Die Modelle übertrafen Cox-Proportional-Hazards-Modelle mit Alter, Geschlecht und genetischen Eingaben sowohl in der Rotterdam Study als auch in der externen Validierung mit einem C-Index von 0,88/0,63 gegenüber 0,85/0,58 bei einem p-Wert von 0,02/0,002. Obwohl ihre Leistung Cox-Proportional-Hazards-Modelle, die zusätzlich MRT-Marker einschlossen (0,89/0,66), nicht übertraf, wurde bei altersstratifizierten Vorhersagen in der externen Validierung eine zusätzliche Vorhersagbarkeit erzielt. Die Einbeziehung von CNN-Bildmerkmalen in Cox-Proportional-Hazards-Modelle steigerte die Leistung weiter auf den höchsten C-Index von 0,90/0,69. Alter und Bilddaten hatten die höchste Bedeutung für die Vorhersage, wobei Alter, Bild- und genetische Merkmale die stärksten Wechselwirkungen zeigten.

Eine separate Studie erklärte, dass die Alzheimer-Krankheit eine irreversible neurodegenerative Erkrankung ist, deren Progression eng mit der Zeit assoziiert ist, die meisten diagnostischen Modelle jedoch auf Daten eines einzelnen Zeitpunkts basieren und longitudinale Krankheitsmerkmale außer Acht lassen. Die strukturelle Magnetresonanztomographie wurde in der AD-Forschung weithin eingesetzt. Um dem Bedarf an Multizeitreihenanalysen in der longitudinalen AD-Forschung und der Integration von Merkmalen aus verschiedenen Hirngeweben gerecht zu werden, schlugen die Forschenden ein Multi-Branch Fusion Channel Attention Network (MBFCA-Net) für die Krankheitsdiagnose vor.

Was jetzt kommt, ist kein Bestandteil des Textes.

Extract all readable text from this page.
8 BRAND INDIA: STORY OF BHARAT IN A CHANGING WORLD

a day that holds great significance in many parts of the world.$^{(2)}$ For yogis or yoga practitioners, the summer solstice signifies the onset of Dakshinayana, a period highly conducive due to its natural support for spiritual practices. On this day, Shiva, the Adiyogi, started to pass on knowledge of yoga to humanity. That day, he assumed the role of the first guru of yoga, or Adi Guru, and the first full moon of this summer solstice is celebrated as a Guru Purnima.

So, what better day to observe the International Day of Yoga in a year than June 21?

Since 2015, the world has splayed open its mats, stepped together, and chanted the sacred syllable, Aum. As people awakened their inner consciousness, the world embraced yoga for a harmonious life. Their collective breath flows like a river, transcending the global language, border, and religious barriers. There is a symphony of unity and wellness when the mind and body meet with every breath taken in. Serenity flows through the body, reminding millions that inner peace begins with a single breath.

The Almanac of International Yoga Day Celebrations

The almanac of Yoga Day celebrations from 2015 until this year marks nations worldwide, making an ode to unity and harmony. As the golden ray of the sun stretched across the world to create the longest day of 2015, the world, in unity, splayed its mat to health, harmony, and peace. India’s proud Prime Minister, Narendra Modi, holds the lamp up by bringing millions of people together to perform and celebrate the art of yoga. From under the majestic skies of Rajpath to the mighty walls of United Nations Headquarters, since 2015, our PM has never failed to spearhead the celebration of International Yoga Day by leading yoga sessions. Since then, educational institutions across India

Das Netzwerk nutzt die zeitlichen Korrelationen über longitudinale Scans hinweg für eine effektive AD-Erkennung. Die Studie führte zudem eine retrospektive Interpretierbarkeitsanalyse durch, um die Beiträge von Hirnregionen über die Krankheitsstadien hinweg zu quantifizieren. Die Ergebnisse zeigen, dass sich die Bedeutung von Regionen wie Amygdala, parahippocampalem Gyrus und Temporallappen im Verlauf der AD-Progression dynamisch verändert. Darüber hinaus zeigen AD-bezogene Voxel-Cluster einen Entwicklungstrend, indem sie sich vom Hippocampus zum Temporallappen verlagern und von einer verstreuten zu einer stärker aggregierten Verteilung übergehen.

Den Studien zufolge lassen sich Bildgebungs- und Genetikdaten praktikabel für die Vorhersage des Demenzrisikos integrieren, mit informativer Merkmalsextraktion, verlässlichen Erklärungen und potenziellen Vorhersagegewinnen; zudem könnten longitudinale Muster AD-bezogener Veränderungen zur Frühdiagnose und zum pathologischen Verständnis der Erkrankung beitragen.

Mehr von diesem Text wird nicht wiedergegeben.